Once Works Well was pure technology. Now it seeks merely to divert.
Pansy subjects - Verse! Opera! Domestic trivia! - are now commonplace.
The 300-word limit for posts is retained. The ego is enlarged

Wednesday 31 December 2008

Post-Christmas at No. 56


Finally we caught up meteorologically with Marja-Leena. But only lightly and only, I suspect, briefly. But enough to disguise the fact that the garden looks like a junk-heap without the white dusting.

But all is not what it seems. The top picture has been Photoshopped. Cropped, of course, but also the recipient of Healing Brush Tool. As a result the washing line that runs right to left above the fence has disappeared. So too has the ugly street lamp which dominates pix taken from this angle.

Just in case anyone was in any doubt, the ducks are made of a stonish sort of substance. The bottles – minus two still in the utility room – represent the household’s consumption since December 26 (Boxing Day).

9 comments:

Anonymous said...

Ah, you do photoshopping! Snow does look like powdered icing on the cake, doesn't it? Happy New Year, BB.

Unknown said...

No weather for gardening!

Avus said...

The empty bottles..........just the two of you there for Christmas then?

herhimnbryn said...

Not exactly weather for ducks.....

Lucy said...

The bottles look very pretty in the snow but not as pretty as they looked full and in the house...

Happy New Year BB!

Roderick Robinson said...

M-L: My next view of the garden will remove the fence, two dozen houses and reveal I have a frontage to the River Wye.

Plutarch: I could of course garden with Photoshop (see above).

Avus: 'Tis the season to be merry (The New Penguin English Dictionary Merry: Brit, informal slightly drunk, tipsy.)

HHB: Knowing the British soft-heartedness towards fluffy things, I had to explain these were stone.

Lucy: All are catalogued according to country, grape, millésime, terroir, and, where appropriate, négociant in the hard (getting softer) disk that is my brain.

Julia said...

Burning question - what was this year's Christmas cocktail?

Roderick Robinson said...

Julia: Gosh, I feel I've let you down. We were alone on Christmas Day (it has to do with the oscillations of my younger daughter between parents and in-laws) and I would have done the laboratory test had I not received a bottle of 10-year-old single-malt Talisker in my stocking. Since some very special wine had been bought for the dinner, I had to choose between liquor at the beginning of the meal (cocktail) or at the end (digestif). But not both. However I promise to revive the custom in the interests of science.
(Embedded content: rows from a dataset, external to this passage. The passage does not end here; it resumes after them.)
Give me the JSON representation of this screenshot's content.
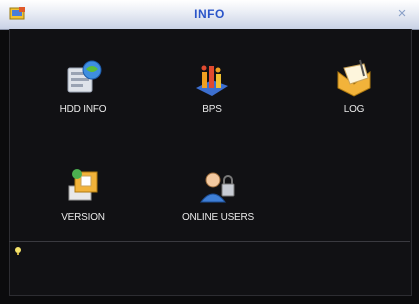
{
  "window": {
    "title": "INFO",
    "close_label": "×"
  },
  "menu": {
    "items": [
      {
        "label": "HDD INFO",
        "icon": "hdd-icon"
      },
      {
        "label": "BPS",
        "icon": "bar-chart-icon"
      },
      {
        "label": "LOG",
        "icon": "log-folder-icon"
      },
      {
        "label": "VERSION",
        "icon": "version-box-icon"
      },
      {
        "label": "ONLINE USERS",
        "icon": "online-users-icon"
      }
    ]
  },
  "colors": {
    "title": "#2b55c9",
    "background": "#0b0b0d",
    "label": "#eaeaea"
  }
}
By the way I just checked out a clearance sale on trumpets in the US at KK Music Store. I've never heard of the two makes listed, Cecilio and Mendini, but top-whack was $500 (that's got monel valves; whooo-eee) but half were less than $200. Just don't buy in the UK. Dolphin Music lists a Yamaha YTR-8335LA at £1442.10. Note: that's quid not bucks. For that price I'd need a gold-plated lip thrown in. As it is you get a modified leadpipe taper ("For high air capacity") and a modified 8310Z bell ("leads to a projecting, brilliant and complex sound" - otherwise the scream of the person who's just seen their credit-card bill). Best of luck.

Julia said...

Prague is also an incredibly expensive spot for trumpet shopping, so we're pinning our hopes on the U.S. music market!

No worries on the cocktail, we went the way of homemade eggnog once again ourselves, with just one dip into whiskey to try out some new glasses.